House owners Ben Carroll and Hamish Watts are behind a collection of Sydney’s treasured eating places and bars – The Butler in Potts Level, Bopp and Tone within the CBD, Impartial Bay’s SoCal (all designed by Luchetti Krelle), and The Botanist in Kirribilli. RAFI delivers the identical richly layered inside and eclectic mishmash of design components as its sister venues, with its personal distinctively playful, Mediterranean really feel.
“We’ve labored on a few initiatives in Sydney with Ben and Hamish,” mentioned Luchetti Krelle principal Stuart Krelle. “Bopp and Tone is an ode to their grandfathers and RAFI was named in honour of their [respective] youngsters [Raffaella, Aurora, Frankie and Indio]. Primarily based on its identify, we wished the area to have a youthful power round it, and that led us down the trail of making a vibrant mixture of patterns and supplies.”
Picture:
Steve Woodburn
Inside, geometric shapes and daring main colors function prominently. Layered cork traces the sliding doorways of the non-public eating room, whereas a tapestry of ground tiles has been organized in geometric patterns. There’s chequered granite and terracotta, timber parquetry and marble, and a vibrant silk carpet within the non-public eating room designed by the Indigenous artist, Colleen Ngwarraye Morton (from the collaboration between Willie Weston and Cadrys).

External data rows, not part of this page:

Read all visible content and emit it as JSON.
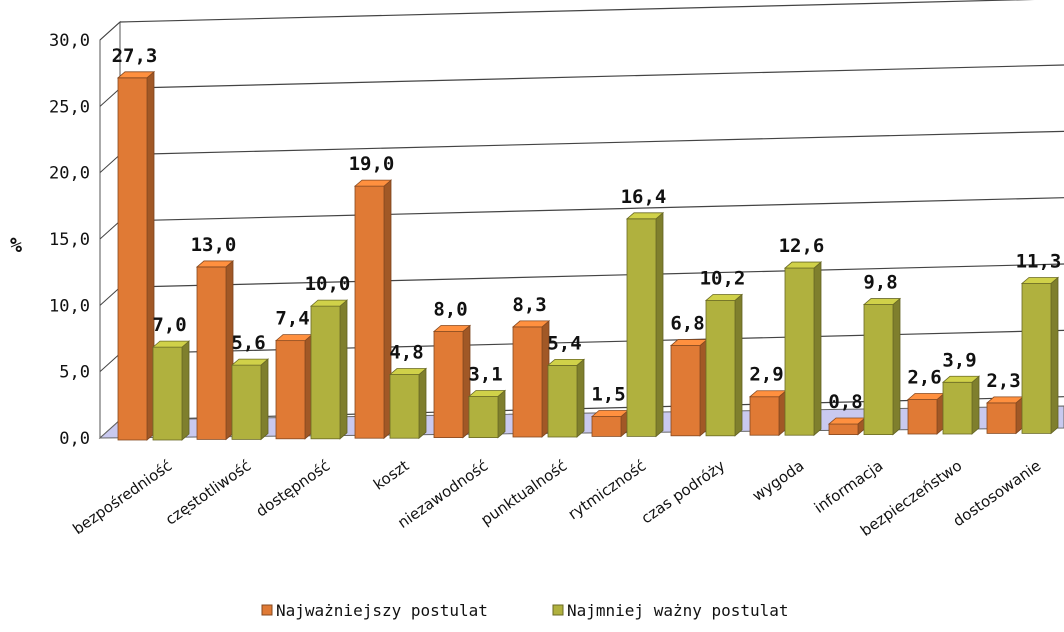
{
  "chart_data": {
    "type": "bar",
    "ylabel": "%",
    "ylim": [
      0,
      30
    ],
    "yticks": [
      "0,0",
      "5,0",
      "10,0",
      "15,0",
      "20,0",
      "25,0",
      "30,0"
    ],
    "categories": [
      "bezpośredniość",
      "częstotliwość",
      "dostępność",
      "koszt",
      "niezawodność",
      "punktualność",
      "rytmiczność",
      "czas podróży",
      "wygoda",
      "informacja",
      "bezpieczeństwo",
      "dostosowanie"
    ],
    "series": [
      {
        "name": "Najważniejszy postulat",
        "color": "#e07a35",
        "values": [
          27.3,
          13.0,
          7.4,
          19.0,
          8.0,
          8.3,
          1.5,
          6.8,
          2.9,
          0.8,
          2.6,
          2.3
        ],
        "labels": [
          "27,3",
          "13,0",
          "7,4",
          "19,0",
          "8,0",
          "8,3",
          "1,5",
          "6,8",
          "2,9",
          "0,8",
          "2,6",
          "2,3"
        ]
      },
      {
        "name": "Najmniej ważny postulat",
        "color": "#b0b13e",
        "values": [
          7.0,
          5.6,
          10.0,
          4.8,
          3.1,
          5.4,
          16.4,
          10.2,
          12.6,
          9.8,
          3.9,
          11.3
        ],
        "labels": [
          "7,0",
          "5,6",
          "10,0",
          "4,8",
          "3,1",
          "5,4",
          "16,4",
          "10,2",
          "12,6",
          "9,8",
          "3,9",
          "11,3"
        ]
      }
    ],
    "grid": true,
    "legend_position": "bottom"
  }
}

Even tabletops tackle varied shapes and configurations, starting from squares, rectangles, to circles with scalloped edges, with the thrilling variety of a youngsters’s toybox. Summary artworks bookend the principle eating area, with colors and shapes that mirror RAFI’s unbridled spirit.
Rafi incorporates a maximalist mash-up of supplies and pigment pairings that complement its daring, Mediterranean menu.
Picture:
Steve Woodburn
The snaking inside boasts a 300-person seating capability and gives every little thing from informal bar-height snacking to intimate eating. The semi-alfresco glasshouse, designed to evoke lengthy European summers spent outdoor, is the perfect place for a spontaneous aperitivo.
“The Arbor wraps across the beneficiant outside tree-lined terrace alongside the doorway of RAFI,” mentioned Krelle. “Its crisp-white arabesque arches exchange a four-post construction comprising jarring angular framework.”
Luchetti Krelle’s eclectic design and dense materials palette caters for each sort of eating expertise. Situated in Sydney’s central enterprise hub, it’s a vivid and breezy sanctuary to peel off to after work, or to lazily pore over an extended lunch.